Figure-toi, le soir, dans un long corridor sombre, des gens cachés sous des manteaux noirs, masqués, se glissant à pas de loup, sans mot dire, sans souffle, jusqu’à une porte basse bardée de fer. A travers un petit grillage, ils murmurent quelques syllabes : la poterne s’entre-bâille et ils descendent un escalier en spirale, frappent trois coups symétriques à une seconde porte ferrée et pénètrent enfin dans un souterrain voûté, aux murs absolument nus, sans ouverture vers le dehors, à peine éclairé, où d’autres conspirateurs les attendent déjà, muets comme la mort. Se connaissent-ils ? On ne sait. Que veulent-ils ? Tu vas voir.

Quand tous sont arrivés et comptés, l’un d’eux, un jésuite, s’avance vers une grande table ronde placée au milieu du caveau, et y plante tout droit un poignard… Bigre ! Ça ne te donne pas froid dans le dos ?… C’est une façon de déclarer la séance ouverte. Tous prennent place, et alors, d’une voix sépulcrale, le président invite chacun d’eux à dire ce qu’il a fait pour la bonne cause. La bonne cause, tu le devines bien, c’est le règne de la Compagnie de Loyola, que ces malheureux ont juré, sur le salut de leur âme, de défendre jusqu’à la mort, ad majorem Dei gloriam.

Y es-tu ?

Eh bien, mon ami, tout cela se passe… dans les romans et peut-être dans certaines sociétés secrètes, mais pas au collège. Notre Congrégation n’est pas une société secrète : elle se recrute, se réunit et fonctionne au grand jour, sans avoir rien de sinistre ni dans son but ni dans ses moyens.

Son but général et final est de faire de nous de parfaits chrétiens, en nous encourageant dès le collège à la pratique généreuse de tous nos devoirs et spécialement à la lutte sans merci contre le mal qui est en nous et hors de nous.

Quels moyens emploie-t-elle à cet effet ? Avant tout, naturellement, la piété, non la piété de surface, de bonne femme ou de sainte-nitouche, mais cette piété solide qui va de pair avec l’effort vers le bien. A cette piété elle propose un modèle et un appui pris dans le Ciel : pour les grands, c’est Notre-Dame. En voici les raisons. Reine, elle dispose en notre faveur de la puissance suprême de son Fils ; Vierge, elle est l’idéal réalisé de cette pureté si nécessaire et parfois si difficile, quand on est jeune et tenté ; Mère, elle est la bonté, la miséricorde, l’amour, dont notre cœur a besoin à tous les instants de notre vie.
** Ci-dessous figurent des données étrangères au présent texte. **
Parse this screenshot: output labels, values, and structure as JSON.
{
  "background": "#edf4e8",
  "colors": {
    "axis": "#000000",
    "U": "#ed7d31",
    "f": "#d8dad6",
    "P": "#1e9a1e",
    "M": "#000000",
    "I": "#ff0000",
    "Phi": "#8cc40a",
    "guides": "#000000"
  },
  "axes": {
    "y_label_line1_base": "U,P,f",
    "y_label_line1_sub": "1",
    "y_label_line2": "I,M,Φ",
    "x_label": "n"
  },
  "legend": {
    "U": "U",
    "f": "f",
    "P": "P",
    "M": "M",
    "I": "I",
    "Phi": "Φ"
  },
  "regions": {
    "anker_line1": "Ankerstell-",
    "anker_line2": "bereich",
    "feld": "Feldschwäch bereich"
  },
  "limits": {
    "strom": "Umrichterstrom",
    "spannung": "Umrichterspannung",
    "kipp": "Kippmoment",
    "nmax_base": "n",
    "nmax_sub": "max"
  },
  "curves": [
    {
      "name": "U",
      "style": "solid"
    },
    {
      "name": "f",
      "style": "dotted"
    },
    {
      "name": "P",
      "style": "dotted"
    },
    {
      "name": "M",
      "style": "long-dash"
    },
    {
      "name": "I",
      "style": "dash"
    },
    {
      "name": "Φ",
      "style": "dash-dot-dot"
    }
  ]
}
L’engagement a lieu en public, devant l’autel, par un acte solennel de consécration. Il se réduit à une sorte de contrat chevaleresque, par lequel je me donne librement pour vassal à la Reine des Cieux, qui, en loyale suzeraine, voudra bien, à titre d’échange, me garantir aide et protection dans la grande affaire de mon salut. C’est tout le mystère.

Cependant, il y a un semblant de prétexte à la défiance des ennemis de la Congrégation. Si le chevalier de Notre-Dame restait isolé, il risquerait de succomber dans certaines rencontres et de ne pas trouver l’emploi convenable de sa vaillance. Les chevaliers errants ne sont plus de notre époque et les Jésuites n’ont pas attendu jusqu’aujourd’hui pour savoir que la grande force, le grand levier qui élève les âmes, dans le petit monde du collège comme dans le monde extérieur, c’est l’association. Voilà le point irritant.

Mais si mon but personnel est essentiellement bon, pourquoi cesserait-il de l’être, si je le poursuis avec d’autres et si je m’entends avec eux, en toute honnêteté, pour l’atteindre plus sûrement et plus complètement ?

Il y a plus de trois siècles qu’un religieux du Collège Romain associa ses élèves pour travailler ensemble, sous l’invocation de Notre-Dame, à leur progrès dans la vertu et la science. Les Papes ne tardèrent pas à encourager les pieuses réunions du même genre et elles se répandirent dans tout l’univers, enrôlant sous l’étendard de la Vierge Immaculée l’élite des chrétiens de tout âge et de tout rang, depuis les enfants des écoles et les simples travailleurs jusqu’aux princes de l’Église et aux têtes couronnées. L’une des premières fut établie dans la capitale de la France, au collège de Clermont, devenu plus tard lycée Louis-le-Grand : elle compta parmi ses membres saint François de Sales et le grand Condé.